Red | Teen Ink

Red

January 6, 2009
By weronikaej SILVER, Eagan, Minnesota
weronikaej SILVER, Eagan, Minnesota
5 articles 0 photos 0 comments

Before the rest of them died, after the tinted bathroom tiles, the girl dreamt of a woman in a rocking chair. She woke up before the sunrise and her bare feet found the slippers by the bedside, symmetrical on the fracture that ran through the lightest panel of wood. Her sheets were ruffled and pressed with the vague indentation of her body curled unto itself. The mother did not sleep with the girl anymore, did not hold her through the nightmare that repeated. She slept instead in her own bed under the wool jackets the girl’s father had left behind, or sometimes on the pullout of the living room couch, or sometimes even in the back seat of his car. She slept on the cold tiles of the bar downstairs, or sometimes: sometimes she would sleep in the bathtub, a tatty fleece blanket draped over her naked shoulders.

She wouldn’t now, not after the stain was gone.

The girl walked through the empty house in search of her mother but did not find her. She walked to her mother’s bedroom and pressed her nose into the made bedcovers, but the smell was fading, so she turned to the window. It gazed down upon the back railing of the deck, seventeen years old, rotten at its corners and nestled among bunched twigs lonely in their demise. The Minnesota winds had carved the falling snow into rounded dunes that hugged the branches and called to passerbys at the hillcrest -- the undisturbed plane demanded the interruption of children with rosy colored cheeks adept at handling the piercing of the wind and with outstretched hands learned in the art of angel-making.

Mom, the girl whispered. Come home.

She put her face against the fogged glass and stood still. Pine trees planted along the dirt road gave the yard a deserted look; the snow froze without mercy to their outstretched arms. Her eyes glided over the glinted snow until they found their way to the oak at the top of the hill. Scratching her hair back from her face -- unwashed for eight days now -- she let her eyes focus on the tree’s strongest limb. There, hanging from her father’s red climbing ropes, swung her mother.
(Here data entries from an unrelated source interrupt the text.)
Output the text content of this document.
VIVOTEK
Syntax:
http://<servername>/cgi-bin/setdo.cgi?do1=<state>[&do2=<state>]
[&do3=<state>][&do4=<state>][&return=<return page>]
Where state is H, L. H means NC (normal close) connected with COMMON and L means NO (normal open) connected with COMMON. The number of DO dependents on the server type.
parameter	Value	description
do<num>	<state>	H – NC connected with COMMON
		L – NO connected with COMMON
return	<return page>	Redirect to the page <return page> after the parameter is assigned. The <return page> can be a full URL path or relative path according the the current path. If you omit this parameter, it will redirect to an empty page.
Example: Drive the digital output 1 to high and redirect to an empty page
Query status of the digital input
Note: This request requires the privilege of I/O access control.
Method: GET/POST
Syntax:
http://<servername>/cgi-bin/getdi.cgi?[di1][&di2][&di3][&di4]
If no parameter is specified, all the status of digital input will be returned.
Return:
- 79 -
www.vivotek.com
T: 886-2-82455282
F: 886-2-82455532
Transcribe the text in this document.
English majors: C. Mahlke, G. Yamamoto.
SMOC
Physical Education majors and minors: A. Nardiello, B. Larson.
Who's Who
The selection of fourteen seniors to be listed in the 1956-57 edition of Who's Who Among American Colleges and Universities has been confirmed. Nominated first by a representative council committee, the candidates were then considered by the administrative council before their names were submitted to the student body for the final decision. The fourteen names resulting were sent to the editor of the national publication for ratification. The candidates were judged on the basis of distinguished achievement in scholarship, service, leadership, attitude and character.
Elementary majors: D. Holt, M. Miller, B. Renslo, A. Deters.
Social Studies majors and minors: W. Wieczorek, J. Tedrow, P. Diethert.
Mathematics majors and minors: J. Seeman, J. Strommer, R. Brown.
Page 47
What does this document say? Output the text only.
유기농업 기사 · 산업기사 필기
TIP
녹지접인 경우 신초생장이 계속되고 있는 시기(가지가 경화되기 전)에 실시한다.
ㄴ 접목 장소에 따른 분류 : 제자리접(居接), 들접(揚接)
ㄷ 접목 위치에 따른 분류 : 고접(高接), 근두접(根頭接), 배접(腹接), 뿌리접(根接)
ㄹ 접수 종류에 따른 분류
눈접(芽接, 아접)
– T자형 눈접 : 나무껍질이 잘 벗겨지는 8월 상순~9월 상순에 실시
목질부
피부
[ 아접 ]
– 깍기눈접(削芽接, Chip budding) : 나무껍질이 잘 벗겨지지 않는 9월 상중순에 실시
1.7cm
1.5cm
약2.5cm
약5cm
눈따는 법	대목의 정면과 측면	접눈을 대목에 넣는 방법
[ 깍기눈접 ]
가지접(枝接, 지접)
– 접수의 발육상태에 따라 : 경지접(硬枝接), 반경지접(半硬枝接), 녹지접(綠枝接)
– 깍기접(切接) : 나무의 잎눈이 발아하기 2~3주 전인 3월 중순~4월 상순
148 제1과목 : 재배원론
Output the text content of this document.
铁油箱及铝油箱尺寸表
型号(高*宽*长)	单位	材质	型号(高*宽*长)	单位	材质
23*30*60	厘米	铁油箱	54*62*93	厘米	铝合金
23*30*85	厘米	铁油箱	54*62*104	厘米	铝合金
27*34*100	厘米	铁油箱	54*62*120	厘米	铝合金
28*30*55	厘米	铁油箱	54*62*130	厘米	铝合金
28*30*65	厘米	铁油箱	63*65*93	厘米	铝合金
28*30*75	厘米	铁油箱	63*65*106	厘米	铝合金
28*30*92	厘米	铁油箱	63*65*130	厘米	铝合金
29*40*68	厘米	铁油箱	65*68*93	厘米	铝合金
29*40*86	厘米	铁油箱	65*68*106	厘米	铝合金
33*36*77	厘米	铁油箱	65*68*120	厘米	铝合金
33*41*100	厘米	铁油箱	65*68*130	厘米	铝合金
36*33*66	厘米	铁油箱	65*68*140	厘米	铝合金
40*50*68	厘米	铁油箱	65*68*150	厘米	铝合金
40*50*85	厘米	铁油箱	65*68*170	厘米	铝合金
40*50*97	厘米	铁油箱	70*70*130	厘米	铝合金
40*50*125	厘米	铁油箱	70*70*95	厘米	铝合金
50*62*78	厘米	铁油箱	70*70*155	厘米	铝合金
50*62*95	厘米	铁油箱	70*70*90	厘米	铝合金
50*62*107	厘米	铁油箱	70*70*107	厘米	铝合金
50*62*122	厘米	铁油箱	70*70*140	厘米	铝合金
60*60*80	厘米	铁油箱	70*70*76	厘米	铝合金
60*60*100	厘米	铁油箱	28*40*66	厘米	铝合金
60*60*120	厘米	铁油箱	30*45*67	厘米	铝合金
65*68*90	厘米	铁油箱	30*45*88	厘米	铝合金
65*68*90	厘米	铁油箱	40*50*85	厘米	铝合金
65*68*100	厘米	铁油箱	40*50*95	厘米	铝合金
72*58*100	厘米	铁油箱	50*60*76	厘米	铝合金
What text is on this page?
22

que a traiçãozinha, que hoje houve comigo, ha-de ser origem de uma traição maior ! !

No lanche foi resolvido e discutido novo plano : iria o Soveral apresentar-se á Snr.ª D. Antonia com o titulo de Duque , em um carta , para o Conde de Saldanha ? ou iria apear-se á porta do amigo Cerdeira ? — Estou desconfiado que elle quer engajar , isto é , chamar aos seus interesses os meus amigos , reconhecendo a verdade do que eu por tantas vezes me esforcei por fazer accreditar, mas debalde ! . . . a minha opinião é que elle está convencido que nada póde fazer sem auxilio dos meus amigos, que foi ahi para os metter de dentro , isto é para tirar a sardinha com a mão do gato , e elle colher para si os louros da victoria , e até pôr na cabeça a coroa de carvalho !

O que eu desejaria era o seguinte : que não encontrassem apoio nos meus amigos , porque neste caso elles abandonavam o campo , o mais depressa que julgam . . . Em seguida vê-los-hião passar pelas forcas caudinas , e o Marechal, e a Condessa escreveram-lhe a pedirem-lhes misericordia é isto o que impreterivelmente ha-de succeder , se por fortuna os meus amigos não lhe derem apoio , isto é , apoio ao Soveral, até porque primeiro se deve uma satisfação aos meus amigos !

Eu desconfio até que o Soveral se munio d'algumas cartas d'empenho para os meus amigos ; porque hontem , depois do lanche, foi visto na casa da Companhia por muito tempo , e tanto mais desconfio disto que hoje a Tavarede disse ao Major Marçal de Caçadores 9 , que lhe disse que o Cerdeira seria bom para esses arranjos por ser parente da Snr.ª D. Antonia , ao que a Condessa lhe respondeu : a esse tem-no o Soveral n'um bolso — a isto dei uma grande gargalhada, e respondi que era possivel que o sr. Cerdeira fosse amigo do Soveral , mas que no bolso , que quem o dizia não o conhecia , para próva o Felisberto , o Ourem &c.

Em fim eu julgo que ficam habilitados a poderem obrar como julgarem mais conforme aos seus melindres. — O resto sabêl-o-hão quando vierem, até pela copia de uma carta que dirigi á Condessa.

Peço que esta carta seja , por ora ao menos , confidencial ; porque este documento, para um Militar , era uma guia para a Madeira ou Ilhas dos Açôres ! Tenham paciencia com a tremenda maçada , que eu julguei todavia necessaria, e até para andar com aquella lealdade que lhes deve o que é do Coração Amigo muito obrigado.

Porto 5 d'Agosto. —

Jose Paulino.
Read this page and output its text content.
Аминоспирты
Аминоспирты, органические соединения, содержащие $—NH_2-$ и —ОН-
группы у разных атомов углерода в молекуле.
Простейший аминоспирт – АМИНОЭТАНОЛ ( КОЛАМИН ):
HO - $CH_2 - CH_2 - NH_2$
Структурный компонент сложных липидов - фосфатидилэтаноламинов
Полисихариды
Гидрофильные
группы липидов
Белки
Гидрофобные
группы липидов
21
Though she could feel the curtains suffocating her against the window, the girl blinked and refrained from collapsing. Across the yard, behind the oak, something moved. As it grew closer the girl saw that it was a red coat that moved with the body of a man. He continued to place his hands near his mouth, shouting. An ax swung from a sash over his shoulder. Maybe he’s looking for someone in a red coat, the girl thought. He stepped then beside the oak tree and stood unmoving for minutes before he swung the ax through the rope and the body dropped limply into the snow.

Mom, the girl whimpered. Come home.


Much later, after the girl had fallen asleep on the mother’s bed, after she had dreamt again of the woman in the rocking chair and had risen from the bed fifty years older, after the silence of the house greeted her with its unchanging pulse—after all that, the girl looked out the window and understood. She climbed down the stairwell, draped her red coat over her shoulders and pulled an orange from the basket in the kitchen, she pulled open the doors to the deck and walked to the rocking chair frozen to the deck and hidden beneath the snow. She sat down and leaned her head back to feel the first snowflakes melt into the dying blush of her cheeks. The orange peeled in her fingers with ease and she bit into the pieces, savoring the sour taste against her lips. Flakes fell onto the red coat and snow piled on the lap of the woman in the rocking chair, who rocked until the dunes gathered at her ankles and spread over the plane.


The author's comments:
I'm interested in pursuing a Creative Writing major in college and have found that writing is my ultimate outlet. In my dreams I've seen an unending playback of an old woman making realizations about her past.